Und dann gibt es die elegischen Balladen, vorgetragen mit betrübter Stimme, opulent instrumentiert.

John Grant macht großartigen Songwriterpop. Textlich auf dieser Platte sogar noch ein bisschen schonungsloser als zuvor. Und musikalisch ist das Album komplexer, wenn elektronische auf akustische Instrumente treffen. Der hartnäckige Mythos, dass zu einem guten Kunstwerk auch immer ein leidender Künstler gehört, ist abgeschmackt. Ganz zurückweisen will Grant ihn aber nicht:
Lange hat Grant mit dem Leben und mit der Liebe gehadert
"Das scheint bisher für mich der Fall gewesen zu sein. Aber ich glaube nicht, dass es unbedingt so sein muss. Ich weiß es aber nicht. Mir ging es noch nicht so gut, dass ich dir sagen könnte, dass man das irgendwie anders machen kann."
Sagt Johnt Grant und fügt hinzu, dass seine Musik ohne die Depressionen wohl nicht zustande gekommen wäre.
Man muss nicht denselben Weg wie John Grant hinter sich haben, um Gefallen an seiner Musik zu finden. Eine Art therapeutische Wirkung steckt dennoch in ihnen.
"Ich habe schon viele Briefe von Leuten bekommen, die sich bei mir bedankt haben, dass ich so offen darüber rede. Also glaube ich auf jeden Fall, dass es anderen Leuten hilft. Aber ich glaube, dass es mir auch hilft, nüchtern und clean zu bleiben und auf diesem Weg zu bleiben, auf dem ich mich befinde."
Seit einigen Jahren lebt Grant jetzt ohne Drogen, in seiner aktuellen Wahlheimat Island hat er einen neuen Partner gefunden. Und so blitzt zwischen den vielen wolkentrüben Stücken der Platte auch mal ein verqueres Liebeslied auf.
Der Genitiv, den Grant an der deutschen Sprache so sehr liebt, und auch die großen russischen Pianisten, sind nichts als eine gewaltige Enttäuschung, verglichen mit der großen Liebe. Das singt der polyglotte Amerikaner im Duett mit Tracey Thorn, die mit der Band Everything But The Girl bekannt geworden ist.

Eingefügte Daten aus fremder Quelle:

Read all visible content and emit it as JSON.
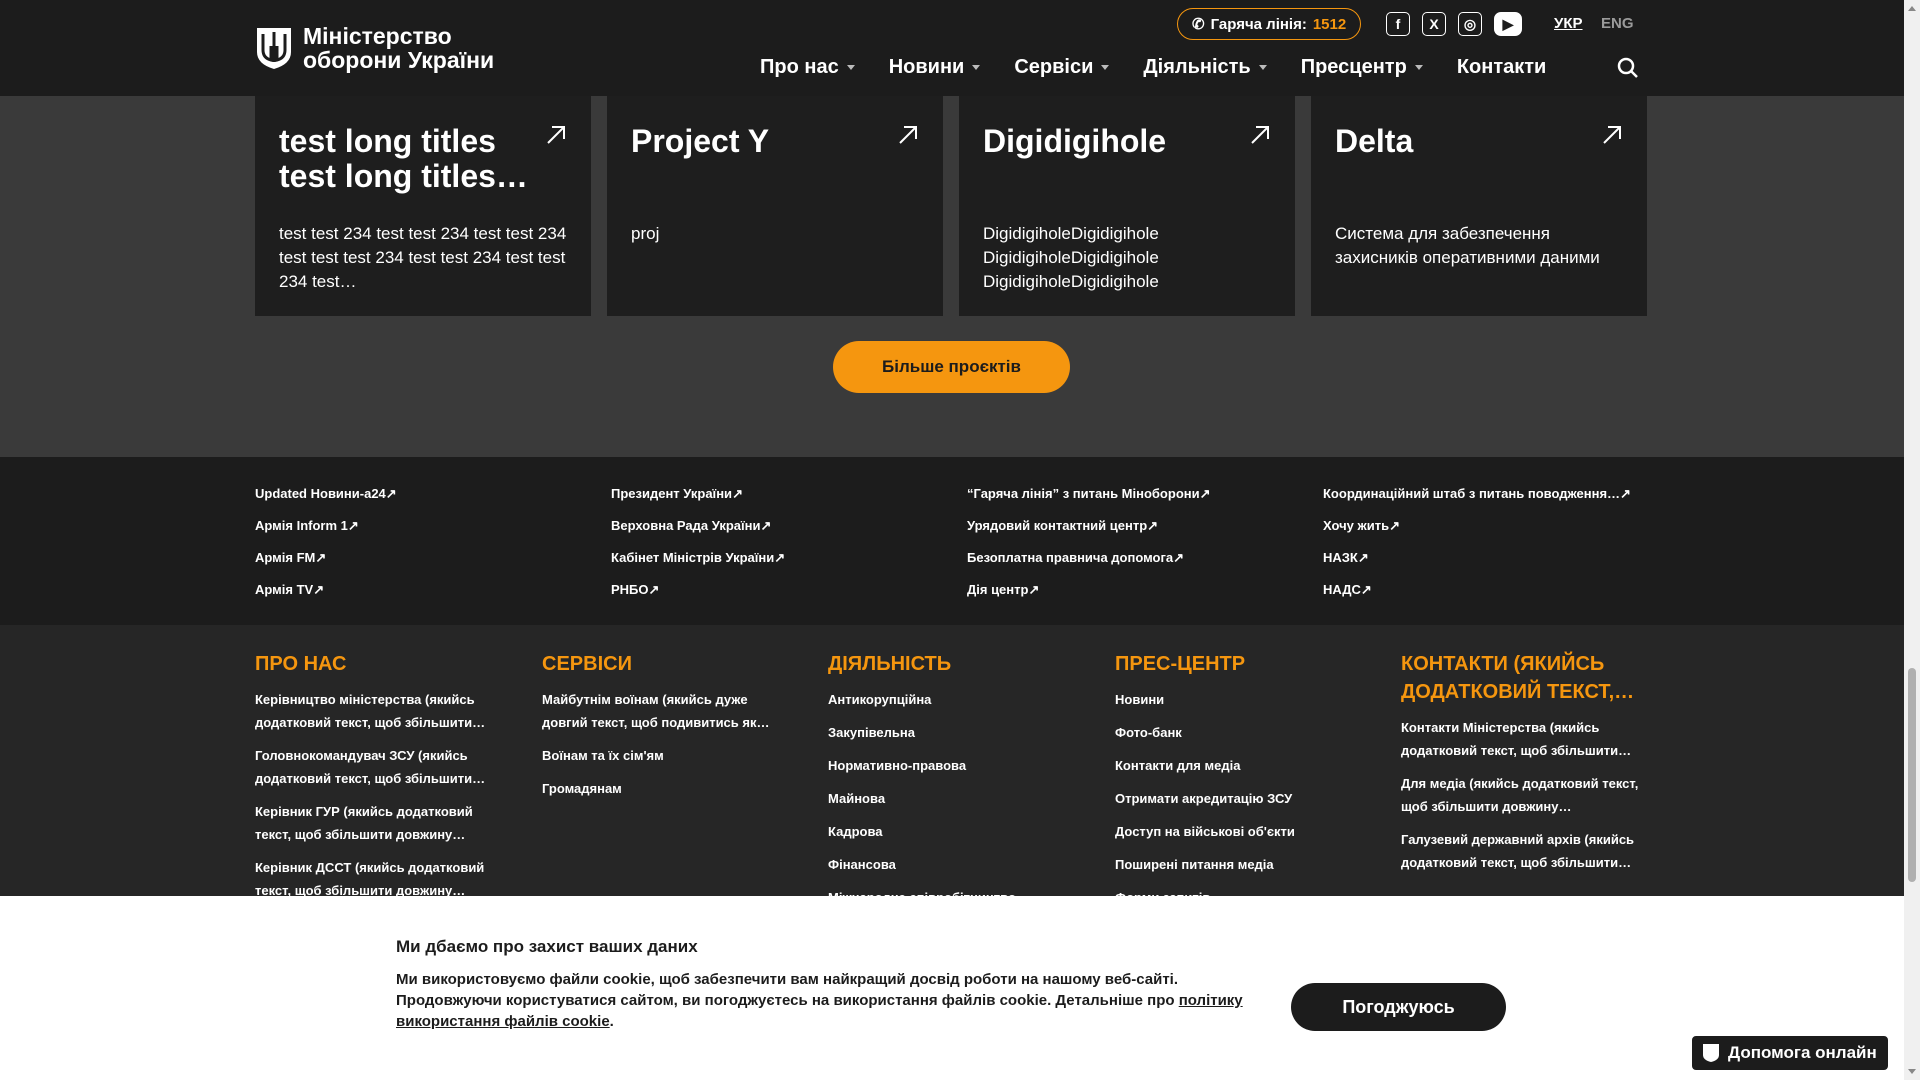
{
  "header": {
    "logo_line1": "Міністерство",
    "logo_line2": "оборони України",
    "hotline_label": "Гаряча лінія:",
    "hotline_number": "1512",
    "socials": [
      "facebook-icon",
      "x-icon",
      "instagram-icon",
      "youtube-icon"
    ],
    "lang_active": "УКР",
    "lang_other": "ENG",
    "nav": [
      "Про нас",
      "Новини",
      "Сервіси",
      "Діяльність",
      "Пресцентр",
      "Контакти"
    ]
  },
  "projects": [
    {
      "title": "test long titles test long titles…",
      "desc": "test test 234 test test 234 test test 234 test test test 234 test test 234 test test 234 test…"
    },
    {
      "title": "Project Y",
      "desc": "proj"
    },
    {
      "title": "Digidigihole",
      "desc": "DigidigiholeDigidigihole DigidigiholeDigidigihole DigidigiholeDigidigihole"
    },
    {
      "title": "Delta",
      "desc": "Система для забезпечення захисників оперативними даними"
    }
  ],
  "more_button": "Більше проєктів",
  "external_links": [
    [
      "Updated Новини-a24",
      "Армія Inform 1",
      "Армія FM",
      "Армія TV"
    ],
    [
      "Президент України",
      "Верховна Рада України",
      "Кабінет Міністрів України",
      "РНБО"
    ],
    [
      "“Гаряча лінія” з питань Міноборони",
      "Урядовий контактний центр",
      "Безоплатна правнича допомога",
      "Дія центр"
    ],
    [
      "Координаційний штаб з питань поводження…",
      "Хочу жить",
      "НАЗК",
      "НАДС"
    ]
  ],
  "footer": [
    {
      "title": "ПРО НАС",
      "items": [
        "Керівництво міністерства (якийсь додатковий текст, щоб збільшити…",
        "Головнокомандувач ЗСУ (якийсь додатковий текст, щоб збільшити…",
        "Керівник ГУР (якийсь додатковий текст, щоб збільшити довжину…",
        "Керівник ДССТ (якийсь додатковий текст, щоб збільшити довжину…"
      ]
    },
    {
      "title": "СЕРВІСИ",
      "items": [
        "Майбутнім воїнам (якийсь дуже довгий текст, щоб подивитись як…",
        "Воїнам та їх сім'ям",
        "Громадянам"
      ]
    },
    {
      "title": "ДІЯЛЬНІСТЬ",
      "items": [
        "Антикорупційна",
        "Закупівельна",
        "Нормативно-правова",
        "Майнова",
        "Кадрова",
        "Фінансова",
        "Міжнародне співробітництво"
      ]
    },
    {
      "title": "ПРЕС-ЦЕНТР",
      "items": [
        "Новини",
        "Фото-банк",
        "Контакти для медіа",
        "Отримати акредитацію ЗСУ",
        "Доступ на військові об'єкти",
        "Поширені питання медіа",
        "Форми запитів"
      ]
    },
    {
      "title": "КОНТАКТИ (ЯКИЙСЬ ДОДАТКОВИЙ ТЕКСТ,…",
      "items": [
        "Контакти Міністерства (якийсь додатковий текст, щоб збільшити…",
        "Для медіа (якийсь додатковий текст, щоб збільшити довжину…",
        "Галузевий державний архів (якийсь додатковий текст, щоб збільшити…"
      ]
    }
  ],
  "cookie": {
    "title": "Ми дбаємо про захист ваших даних",
    "text": "Ми використовуємо файли cookie, щоб забезпечити вам найкращий досвід роботи на нашому веб-сайті. Продовжуючи користуватися сайтом, ви погоджуєтесь на використання файлів cookie. Детальніше про ",
    "link": "політику використання файлів cookie",
    "tail": ".",
    "button": "Погоджуюсь"
  },
  "help_button": "Допомога онлайн",
  "colors": {
    "accent": "#f5960f",
    "dark": "#1c1c1c",
    "panel": "#3a3a3a"
  }
}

Lange hat Grant gehadert: mit dem Leben, mit der Liebe. Und die sieht eben nicht nur bei ihm aus, anders als es konservative Bibelprediger gerne hätten. Grants Songs sind trotz der schwerwiegenden Probleme, die darin behandelt werden, immer auch der Beweis, dass man sich nicht verstecken muss. Dass man sein Leben ändern und in den Griff bekommen kann. Am Ende ist "Grey Tickles, Black Pressure" auch eine hoffnungsvolle Platte.
"Ich glaube, dass man ständig besser werden kann darin und Fortschritte machen. Dass man das Lieben lernen kann. Das hat sehr lange gedauert bei mir. Aber ich glaube zumindest, dass ich dazu fähig bin."